Jules Labarte

Jules Labarte

The nineteenth-century publications of Jules Labarte (1797–1880) are not only fundamental for the study of the Byzantine minor arts, which he calls “industrial arts,” but they also document the growing interest in the subject as well as the evolution of art and archaeological illustration in the nineteenth century.

As an aspiring lawyer, Labarte married the daughter of wealthy collector Louis-Fidel Debruge-Dumenil (1788–1838). By the time of Debruge-Dumenil’s death, the collection contained more than 15,000 items representing the history of art, including a very large number of Byzantine, western medieval, and Renaissance objects. The heirs sold some of the collection but tasked Labarte with selecting, classifying, and identifying the remaining objects, a job he did with great meticulousness. To educate himself, he visited libraries, museums, and private collections throughout Europe, attended lectures and meetings of various societies, and researched the history of various media extensively.

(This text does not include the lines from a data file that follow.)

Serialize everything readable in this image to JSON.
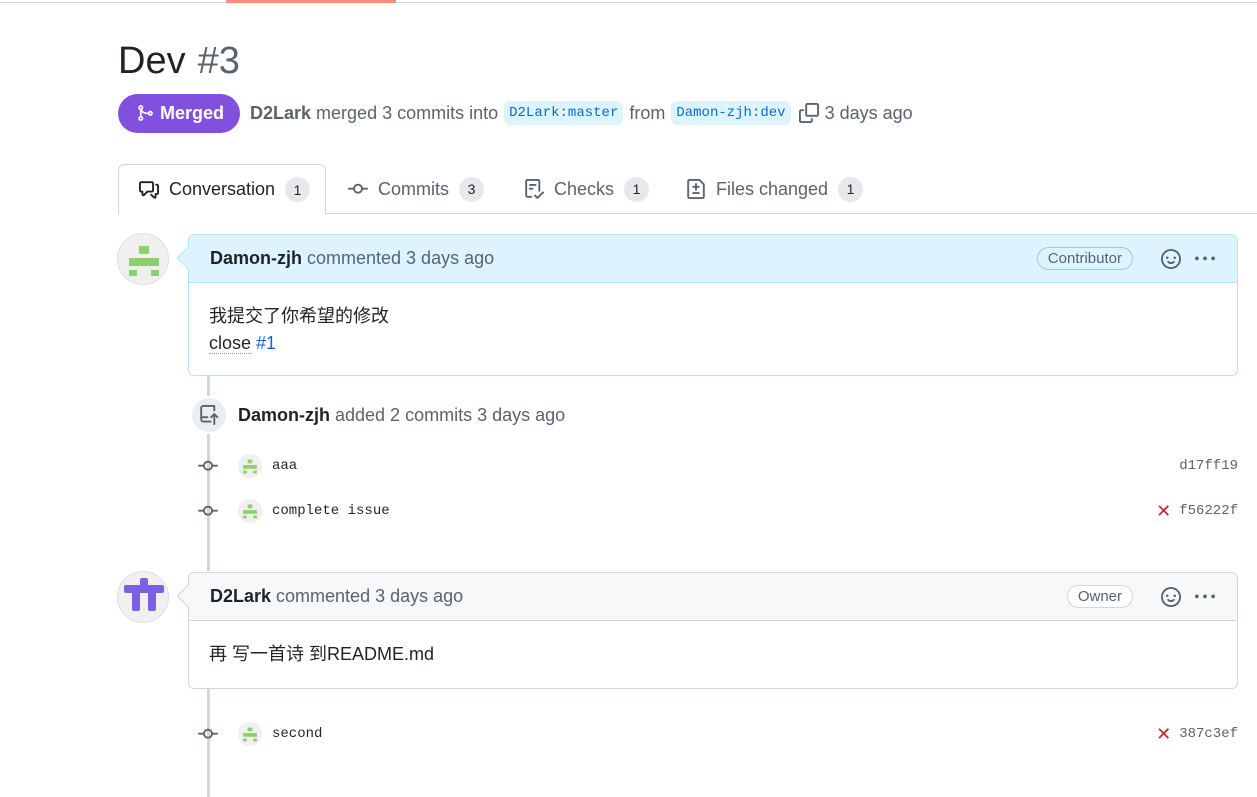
{
  "pr": {
    "title": "Dev",
    "number": "#3",
    "state": "Merged",
    "author": "D2Lark",
    "merge_text": "merged 3 commits into",
    "base_branch": "D2Lark:master",
    "from_text": "from",
    "head_branch": "Damon-zjh:dev",
    "time": "3 days ago"
  },
  "tabs": [
    {
      "label": "Conversation",
      "count": "1",
      "icon": "comment-discussion-icon"
    },
    {
      "label": "Commits",
      "count": "3",
      "icon": "git-commit-icon"
    },
    {
      "label": "Checks",
      "count": "1",
      "icon": "checklist-icon"
    },
    {
      "label": "Files changed",
      "count": "1",
      "icon": "file-diff-icon"
    }
  ],
  "comments": [
    {
      "author": "Damon-zjh",
      "action": "commented 3 days ago",
      "role": "Contributor",
      "body_line1": "我提交了你希望的修改",
      "body_close_word": "close",
      "body_link": "#1"
    },
    {
      "author": "D2Lark",
      "action": "commented 3 days ago",
      "role": "Owner",
      "body_line1": "再 写一首诗 到README.md"
    }
  ],
  "event": {
    "author": "Damon-zjh",
    "text": "added 2 commits 3 days ago"
  },
  "commits": [
    {
      "message": "aaa",
      "sha": "d17ff19",
      "status": ""
    },
    {
      "message": "complete issue",
      "sha": "f56222f",
      "status": "✕"
    },
    {
      "message": "second",
      "sha": "387c3ef",
      "status": "✕"
    }
  ],
  "colors": {
    "merged": "#8250df",
    "link": "#0969da",
    "fail": "#cf222e",
    "accent": "#fd8c73"
  }
}
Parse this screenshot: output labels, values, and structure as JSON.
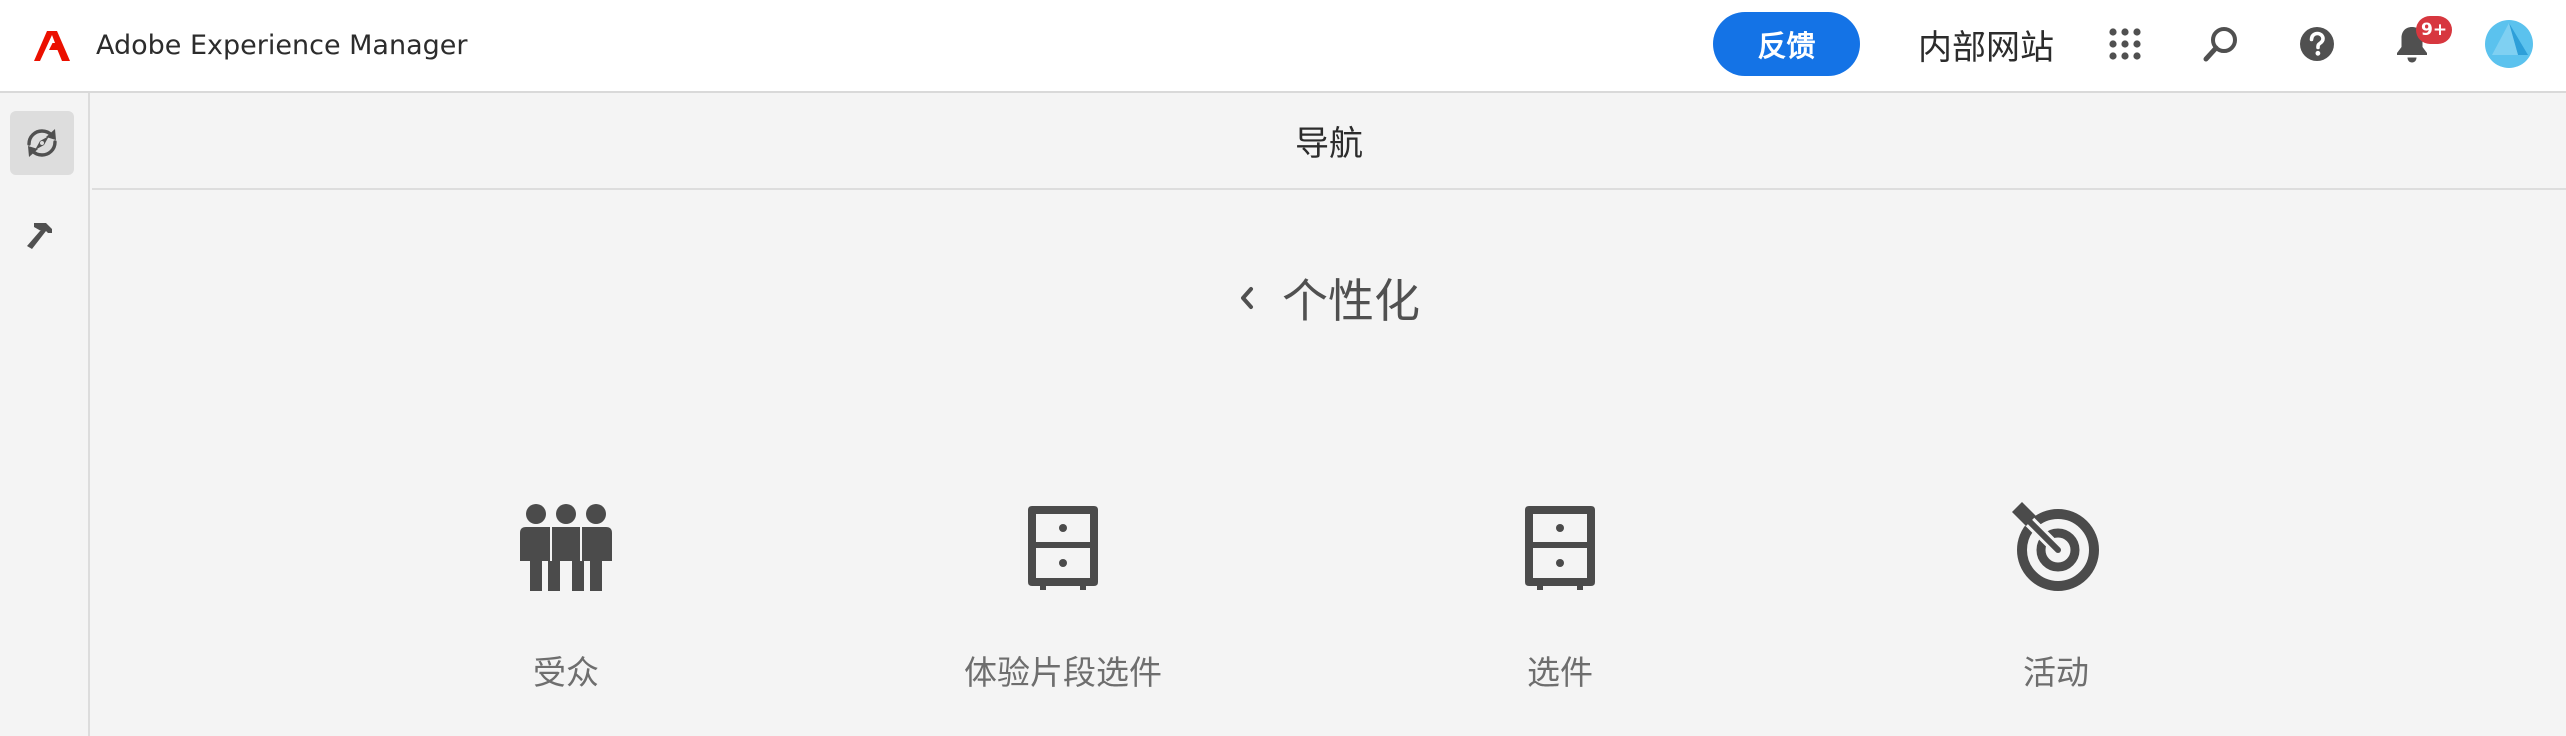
{
  "header": {
    "app_name": "Adobe Experience Manager",
    "feedback_label": "反馈",
    "site_label": "内部网站",
    "notification_count": "9+",
    "icons": [
      "adobe-logo",
      "apps-grid-icon",
      "search-icon",
      "help-icon",
      "bell-icon",
      "user-avatar"
    ],
    "accent_color": "#1473e6",
    "badge_color": "#d7373f",
    "logo_color": "#eb1000"
  },
  "rail": {
    "items": [
      {
        "icon": "navigation-compass-icon",
        "selected": true
      },
      {
        "icon": "tools-hammer-icon",
        "selected": false
      }
    ]
  },
  "main": {
    "panel_title": "导航",
    "section_title": "个性化",
    "back_icon": "chevron-left-icon",
    "tiles": [
      {
        "label": "受众",
        "icon": "audience-people-icon"
      },
      {
        "label": "体验片段选件",
        "icon": "drawer-cabinet-icon"
      },
      {
        "label": "选件",
        "icon": "drawer-cabinet-icon"
      },
      {
        "label": "活动",
        "icon": "target-activity-icon"
      }
    ]
  }
}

For the catalog, which was published in 1847, Labarte wrote an introduction that was more than 400 pages and that included histories of sculpture, painting, calligraphy, engraving, enamels, metalwork, ceramics, glass, jewelry, locks, clocks, furniture, and liturgical equipment. Woodcut illustrations were interspersed throughout the text. Although not as luxuriously illustrated or elaborately published as other catalogs, Labarte’s work was well-received, and the erudite introduction became one of the fundamental works on the subject of the minor arts.